Kawasaki disease occurs more commonly in children less than five years of age commonly between 18 and 24 months and is one and a half times commoner in boys than girls [17], parameters which are demographically consistent with the subject described. The few cases that have been reported in Nigeria were also less than five years old except a case of a 14 year old boy in Sokoto [15]. The presentation of the disease can be non-specific with evolution of clinical manifestations over time [7]. In this current case however, most likely due to late presentation at our facility, most of the physical manifestations were seen at presentation. However, periungal desquamation of the fingers and toes only developed five days into admission, which is consistent with the course of disease in which periungual desquamation if present is expected to develop 1-3 weeks after onset of illness [7].
No laboratory test is specific for Kawasaki disease but leukocytosis is a common finding in the acute phase of the illness which was seen in the index case [12]. A linear increase in platelet count was recorded in this index case. This pattern of increasing platelet count has been documented as the outstanding laboratory marker of Kawasaki disease [7]. Severe anaemia requiring transfusion has been linked to IVIG [18] but this level of anaemia occurred before transfusion in this reported case. Other characteristic findings like elevation of acute phase reactants like erythrocyte sedimentation rate (ESR) was also noticed in the index case which is almost a universal finding in Kawasaki disease [12].
Coronary artery aneurysm is the gravest and most important complication of Kawasaki disease [19]. Numerous predictive parameters of cardiac affectation in Kawasaki disease have been documented [19-21]. Some of these parameters that were present in this subject are male gender, persistent fever, high White Blood Cell count, low haemoglobin, elevated ESR and low albumin.
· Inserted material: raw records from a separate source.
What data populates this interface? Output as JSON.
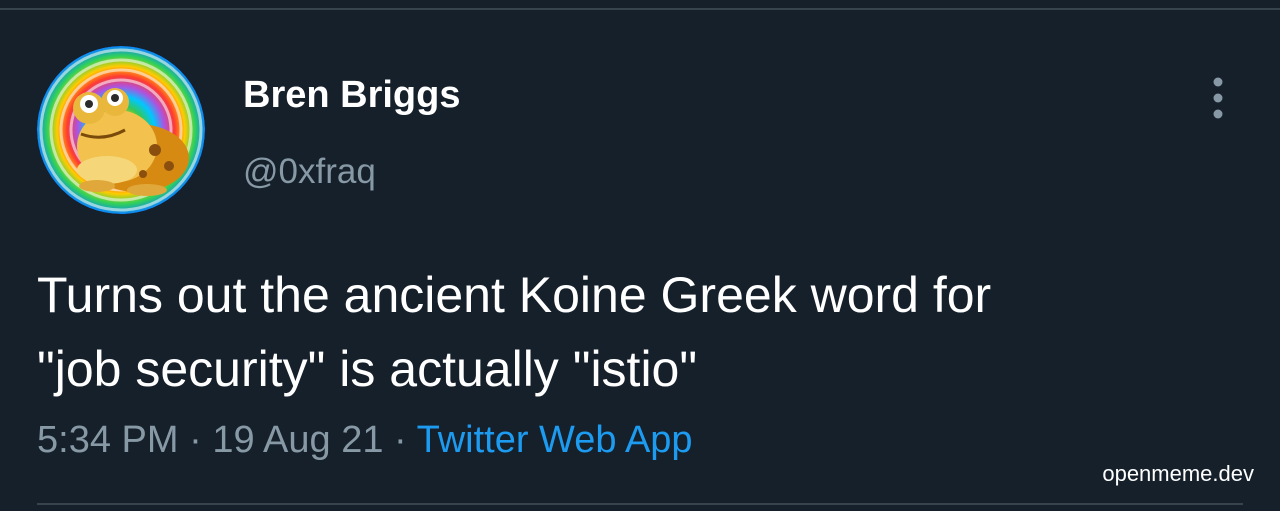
{
  "tweet": {
    "author": {
      "display_name": "Bren Briggs",
      "handle": "@0xfraq",
      "avatar_icon": "hypnotoad-avatar-icon"
    },
    "text_lines": [
      "Turns out the ancient Koine Greek word for",
      "\"job security\" is actually \"istio\""
    ],
    "time": "5:34 PM",
    "separator": "·",
    "date": "19 Aug 21",
    "source": "Twitter Web App",
    "more_icon": "more-vertical-icon"
  },
  "watermark": "openmeme.dev",
  "colors": {
    "background": "#15202b",
    "primary_text": "#ffffff",
    "secondary_text": "#8899a6",
    "link": "#1d9bf0",
    "divider": "#38444d"
  }
}
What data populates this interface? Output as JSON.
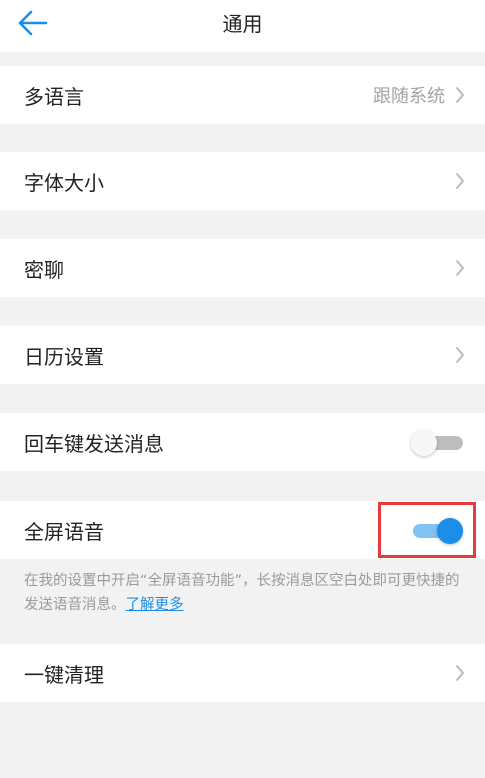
{
  "header": {
    "title": "通用",
    "back_icon": "arrow-left-icon"
  },
  "colors": {
    "accent": "#1a8ee8",
    "highlight": "#e8393b",
    "background": "#f2f2f2"
  },
  "settings": {
    "language": {
      "label": "多语言",
      "value": "跟随系统"
    },
    "font_size": {
      "label": "字体大小"
    },
    "secret_chat": {
      "label": "密聊"
    },
    "calendar": {
      "label": "日历设置"
    },
    "enter_send": {
      "label": "回车键发送消息",
      "enabled": false
    },
    "fullscreen_voice": {
      "label": "全屏语音",
      "enabled": true
    },
    "fullscreen_voice_hint": {
      "text": "在我的设置中开启“全屏语音功能”，长按消息区空白处即可更快捷的发送语音消息。",
      "link": "了解更多"
    },
    "one_click_clean": {
      "label": "一键清理"
    }
  }
}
Despite the presence of these parameters however, the index patient did not have echocardiography diagnosis of heart involvement. Echocardiography was done at the acute and sub-acute stages of the illness but was normal. Since coronary aneurysm and risk of sudden death is highest at the sub-acute stage of the illness [22,23].
Although echocardiography findings Independent predictors of coronary artery disease identified by McCrindle and coresearchers [19] are age less than one year, low albumin over a five-week period, low IgM at presentation and duration of days from onset of disease to treatment with IVIG. In this present case, a single albumin measurement was done and it was marginally low (3.3mg/dl). Also, the duration from onset of disease till time of administration of IVIG in the index case was over 10 days which is a positive predictive factor for development of heart disease, warranting repeat echocardiography at six weeks’ postonset of illness and if no abnormalities are found, one year later [12]. Treatment of subjects with intravenous immunoglobulin was not done in the few cases of Kawasaki disease reported in Nigeria [13,14]. The reasons given for this were inaccessibility and financial constraint. The index patient had IVIG at 2g/kg with remarkable improvement in the clinical condition.
Conclusion
Kawasaki disease exists in among children in Lagos. There is need for high index of suspicion. Early diagnosis and treatment of cases will reduce morbidity that can occur from the disease.
Acknowledgement
The authors acknowledge the subject, his parent, and other healthcare practitioners who participated in his care.
Ethical Disclosures
Informed and written consent were obtained from the parent of this reported case. The necessary institutional protocols on the publication of the data were duly followed. No experiments were performed on the patients for this article.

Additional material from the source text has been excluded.